Le régime d’équivalence est un mécanisme dérogatoire permettant, dans certains secteurs d’activité, de considérer qu’une durée de présence supérieure à la durée légale correspond à la durée légale de travail, en raison des temps d’inaction inclus. Ce dispositif, prévu à l’article L. 3121-13 du Code du travail, concerne des secteurs spécifiques et obéit à des règles strictes.
Principe du régime d’équivalence
L’article L. 3121-13 dispose qu’un décret en Conseil d’État peut instituer un régime d’équivalence pour les « professions et pour des emplois déterminés comportant des périodes d’inaction ». Ce régime permet de considérer qu’un certain nombre d’heures de présence équivaut à la durée légale de 35 heures.
Exemple : Dans le secteur de l’hôtellerie-restauration, 39 heures de présence peuvent équivaloir à 35 heures de travail effectif en raison des temps d’attente entre les services.
Conditions de mise en place
Le régime d’équivalence ne peut être institué que par :
- Un décret en Conseil d’État définissant les secteurs et emplois concernés
- Ou un accord de branche étendu dans les conditions de l’article L. 3121-14
Un accord d’entreprise ne peut pas, à lui seul, créer un régime d’équivalence.

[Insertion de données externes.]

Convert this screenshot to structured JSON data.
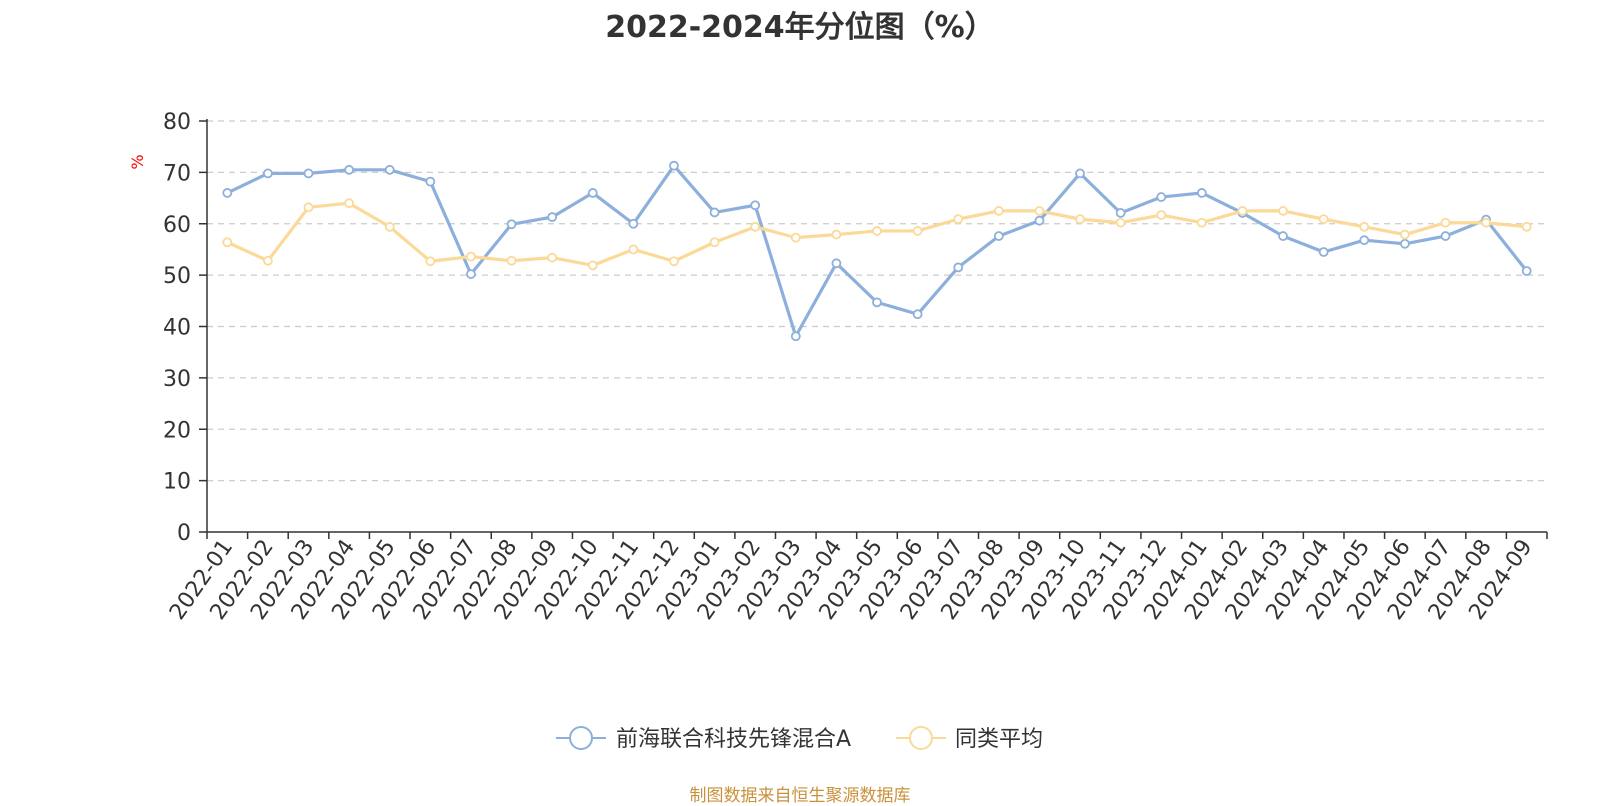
{
  "chart_data": {
    "type": "line",
    "title": "2022-2024年分位图（%）",
    "ylabel": "%",
    "xlabel": "",
    "ylim": [
      0,
      80
    ],
    "yticks": [
      0,
      10,
      20,
      30,
      40,
      50,
      60,
      70,
      80
    ],
    "grid": true,
    "legend_position": "bottom-center",
    "categories": [
      "2022-01",
      "2022-02",
      "2022-03",
      "2022-04",
      "2022-05",
      "2022-06",
      "2022-07",
      "2022-08",
      "2022-09",
      "2022-10",
      "2022-11",
      "2022-12",
      "2023-01",
      "2023-02",
      "2023-03",
      "2023-04",
      "2023-05",
      "2023-06",
      "2023-07",
      "2023-08",
      "2023-09",
      "2023-10",
      "2023-11",
      "2023-12",
      "2024-01",
      "2024-02",
      "2024-03",
      "2024-04",
      "2024-05",
      "2024-06",
      "2024-07",
      "2024-08",
      "2024-09"
    ],
    "series": [
      {
        "name": "前海联合科技先锋混合A",
        "color": "#8dafdc",
        "values": [
          66,
          69.8,
          69.8,
          70.5,
          70.5,
          68.2,
          50.2,
          59.9,
          61.3,
          66.0,
          60.0,
          71.3,
          62.2,
          63.6,
          38.1,
          52.3,
          44.7,
          42.4,
          51.5,
          57.6,
          60.6,
          69.8,
          62.1,
          65.2,
          66.0,
          62.1,
          57.6,
          54.5,
          56.8,
          56.1,
          57.6,
          60.8,
          50.8
        ]
      },
      {
        "name": "同类平均",
        "color": "#fbd998",
        "values": [
          56.4,
          52.8,
          63.2,
          64.0,
          59.4,
          52.7,
          53.6,
          52.8,
          53.4,
          51.9,
          55.0,
          52.7,
          56.4,
          59.4,
          57.3,
          57.9,
          58.6,
          58.6,
          60.9,
          62.5,
          62.5,
          60.9,
          60.2,
          61.7,
          60.2,
          62.5,
          62.5,
          60.9,
          59.4,
          57.9,
          60.2,
          60.2,
          59.4
        ]
      }
    ]
  },
  "source": "制图数据来自恒生聚源数据库"
}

Il s’agit d’une matière où la branche conserve un rôle prépondérant.
Secteurs concernés
Les principaux secteurs bénéficiant d’un régime d’équivalence sont :
- Hôtels, cafés, restaurants (HCR) : décret n° 2004-1536 du 30 décembre 2004
- Transport routier de marchandises : décret n° 83-40 du 26 janvier 1983
- Commerces de détail de fruits et légumes
- Gardiens d’immeubles
- Surveillance et gardiennage
- Établissements sociaux et médico-sociaux
Impact sur la rémunération
Le régime d’équivalence a un impact direct sur le calcul de la rémunération et des heures supplémentaires :
- Les heures de présence jusqu’au seuil d’équivalence sont rémunérées au taux normal
- Les heures au-delà du seuil d’équivalence sont des heures supplémentaires majorées
Exemple en HCR : Si l’équivalence est de 39 heures pour 35 heures, un salarié travaillant 43 heures effectue 4 heures supplémentaires (43 – 39), et non 8 (43 – 35).
Jurisprudence européenne : un frein au régime d’équivalence
La CJUE a remis en cause le régime d’équivalence au regard du droit européen. Dans l’arrêt Dellas (1er décembre 2005, C-14/04), la Cour a jugé que les heures de présence, y compris les temps d’inaction, doivent être prises en compte intégralement pour le calcul des durées maximales de travail et des repos minimaux.
La Cour de cassation en a tiré les conséquences en jugeant que les durées maximales de travail s’apprécient en heures de présence effective, quelle que soit l’existence d’un régime d’équivalence.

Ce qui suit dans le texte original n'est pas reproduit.